Posted on May 20, 2013 I Written By

Anne Zieger is veteran healthcare consultant and analyst with 20 years of industry experience. Zieger formerly served as editor-in-chief of FierceHealthcare.com and her commentaries have appeared in dozens of international business publications, including Forbes, Business Week and Information Week. She has also contributed content to hundreds of healthcare and health IT organizations, including several Fortune 500 companies. Contact her at @ziegerhealth on Twitter or visit her site at Zieger Healthcare.
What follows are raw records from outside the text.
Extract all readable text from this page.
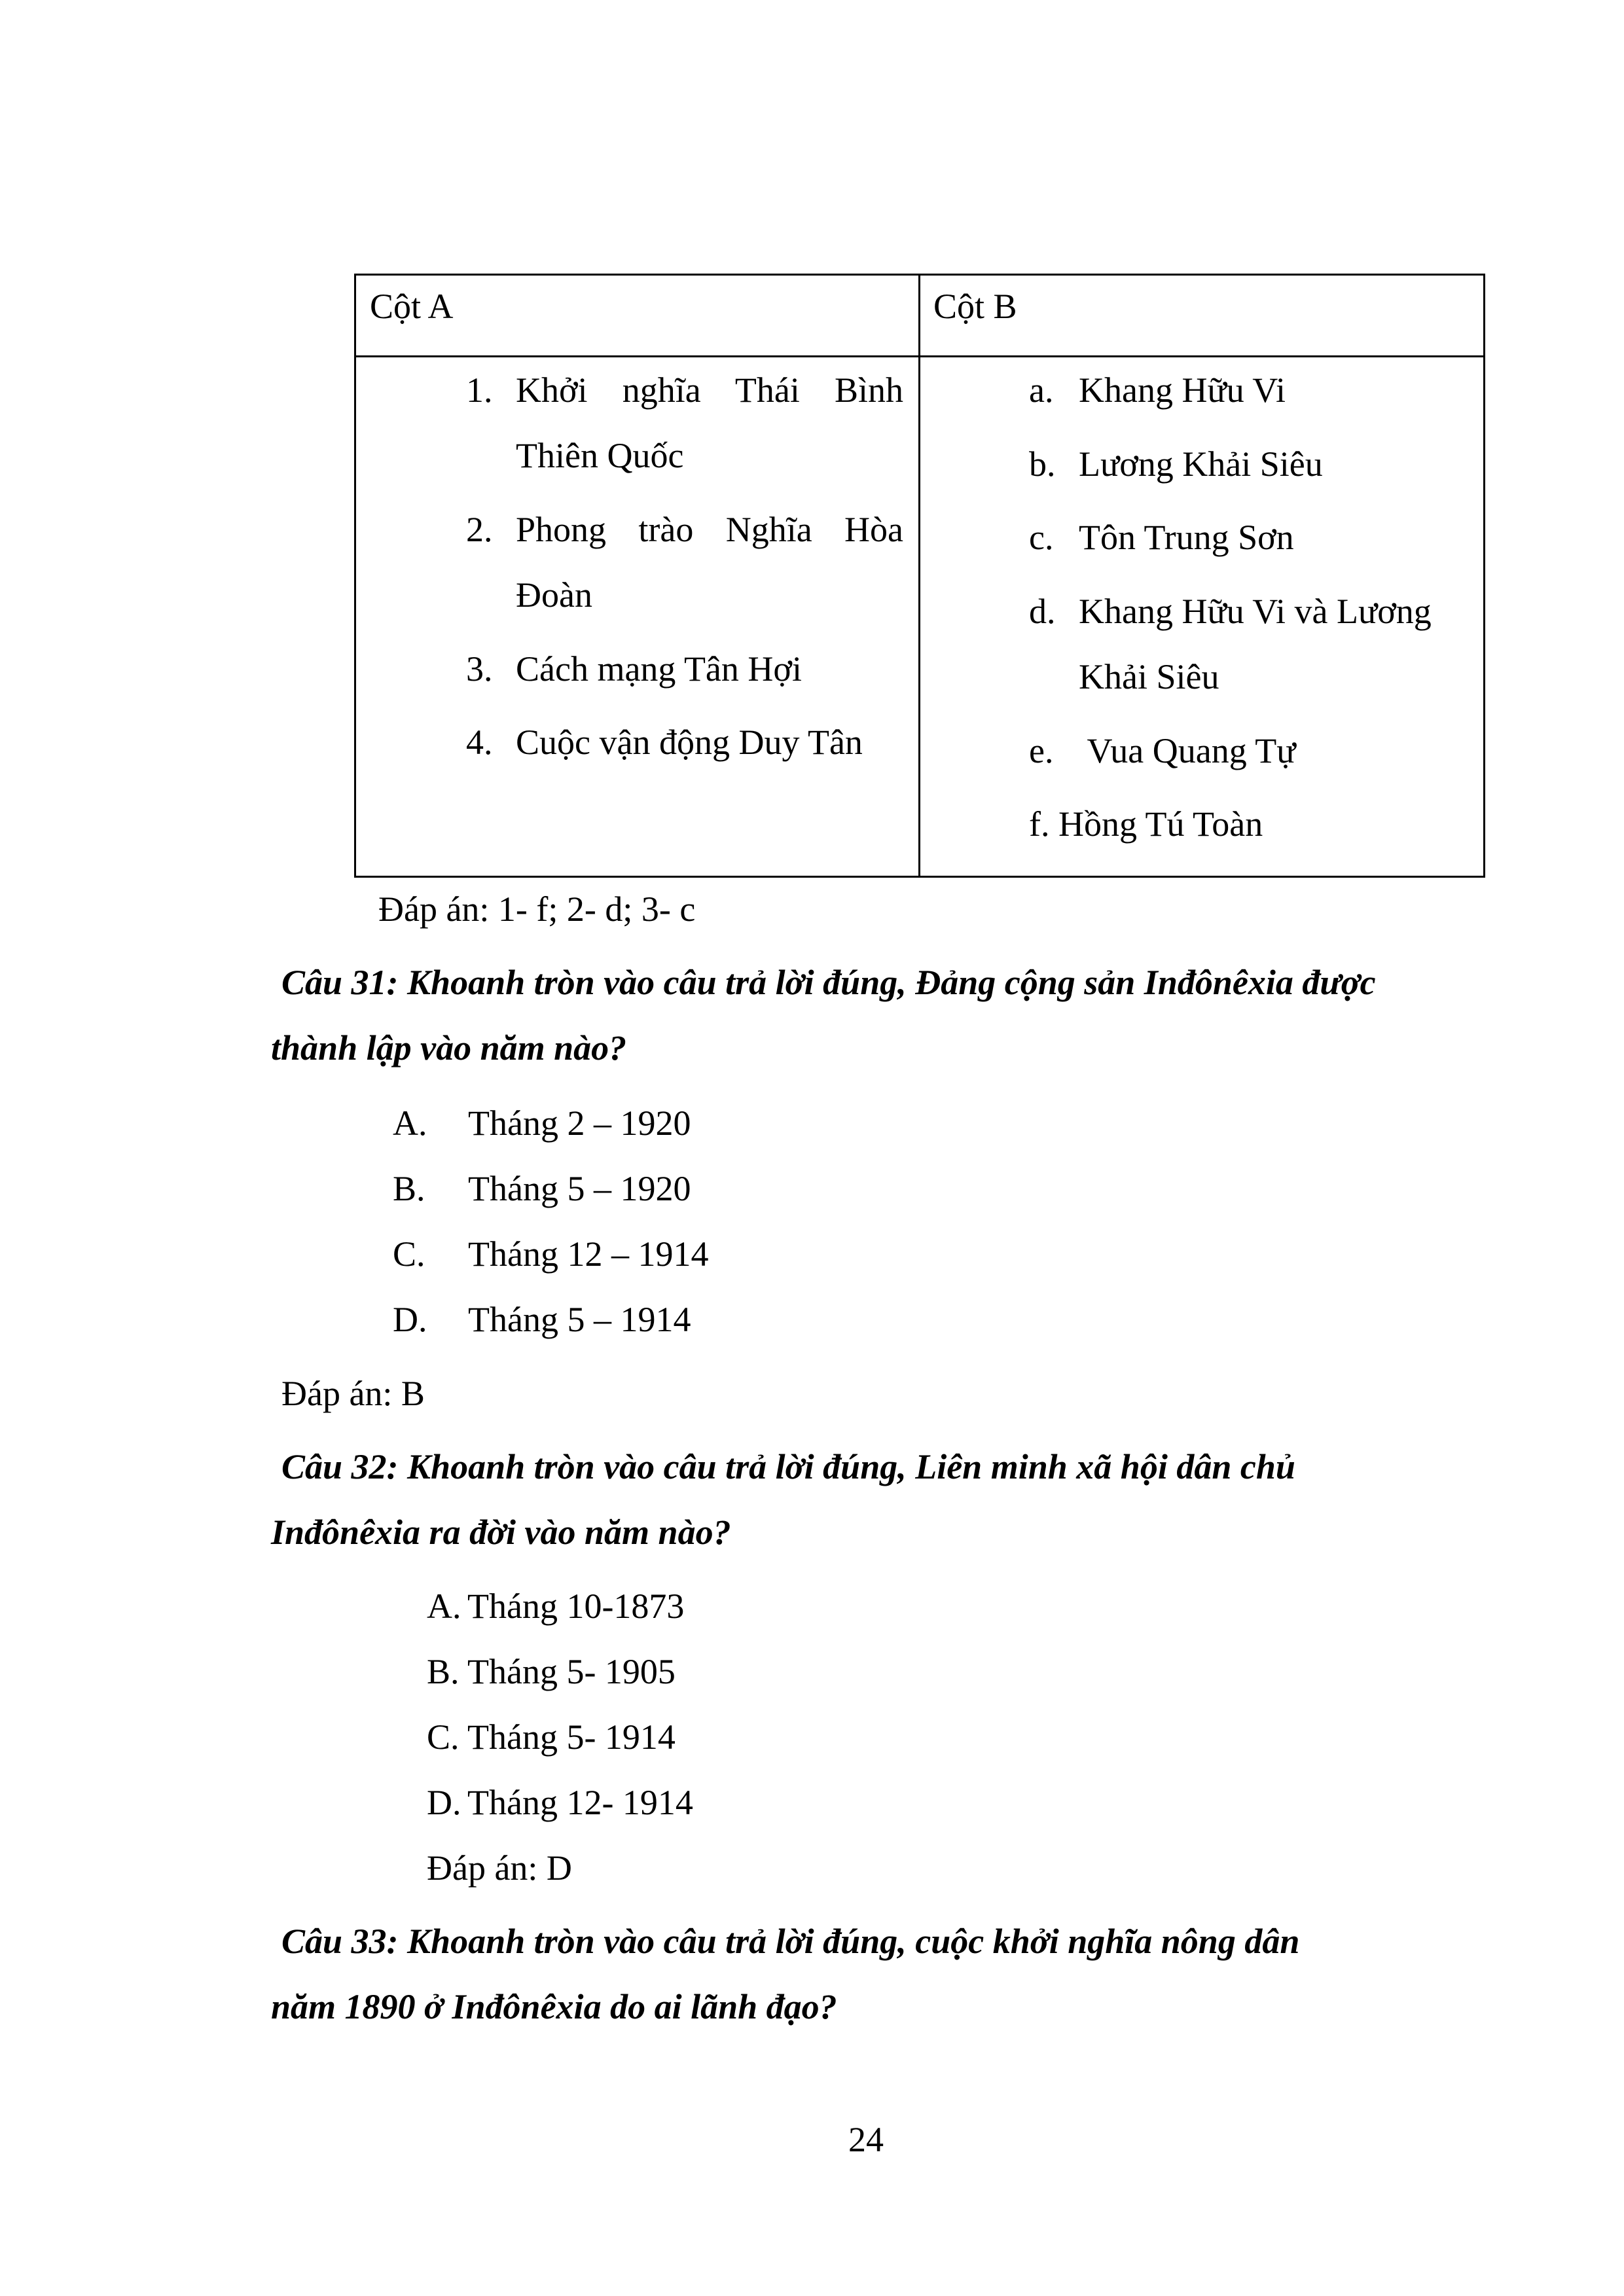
Cột A	Cột B
1. Khởi nghĩa Thái Bình
Thiên Quốc
2. Phong trào Nghĩa Hòa
Đoàn
3. Cách mạng Tân Hợi
4. Cuộc vận động Duy Tân
a. Khang Hữu Vi
b. Lương Khải Siêu
c. Tôn Trung Sơn
d. Khang Hữu Vi và Lương
Khải Siêu
e. Vua Quang Tự
f. Hồng Tú Toàn
Đáp án: 1- f; 2- d; 3- c
Câu 31: Khoanh tròn vào câu trả lời đúng, Đảng cộng sản Inđônêxia được
thành lập vào năm nào?
A. Tháng 2 – 1920
B. Tháng 5 – 1920
C. Tháng 12 – 1914
D. Tháng 5 – 1914
Đáp án: B
Câu 32: Khoanh tròn vào câu trả lời đúng, Liên minh xã hội dân chủ
Inđônêxia ra đời vào năm nào?
A. Tháng 10-1873
B. Tháng 5- 1905
C. Tháng 5- 1914
D. Tháng 12- 1914
Đáp án: D
Câu 33: Khoanh tròn vào câu trả lời đúng, cuộc khởi nghĩa nông dân
năm 1890 ở Inđônêxia do ai lãnh đạo?
24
Moving a medical practice from paper to an EHR is no picnic.  Staff and physicians both may find the process difficult, and the changes they have to make to be threatening. But there are approaches you can take which can make the process easier.  Here’s a nice triad of suggestions from EHR implementation manager Amanda Guerrero:

* Make workflow changes gradual:

Too often, medical practices assume that they can implement an EHR without making major changes to their workflow.  The reality is, however, that many processes which worked fine on paper don’t work when you switch to using EHRs, Guerrero notes. So how do you go about making changes without upsetting and confusing staff and clinicians?  The idea, she says, is to make sure changes happen gradually. Giving people time to adapt to changes helps a lot with staff morale. (It doesn’t hurt to explain how the changes will benefit both staff and patients, either.)

Ask for feedback:

Bearing in mind that changes to workflow will have to be made, how do you choose which changes come first? One way, Guerrero says, is to ask the people who are using the EHR which processes are slowing things down the most.  Be sure, she recommends, to include doctors, nurses, front desk and even billing staff in collecting feedback — after all, virtually any part of the practice can be affected by the EHR.  Once you’ve figured out which areas are the most troublesome, arrange them in order of importance so you can take them on in the most effective manner.

Educate patients:

Now that Meaningful Use has pushed practices into making patient health data available to them, it’s time to encourage them to use it. That being said, patients may be overwhelmed by the amount of data being presented, especially when interpreting lab results, Guerrero suggests.  To reduce the impact of this change on patients, and avoid confusion, make sure you help them understand what they’re looking at and how it can help them improve their healthy, she says. And make sure let patients know you’re available to help answer questions.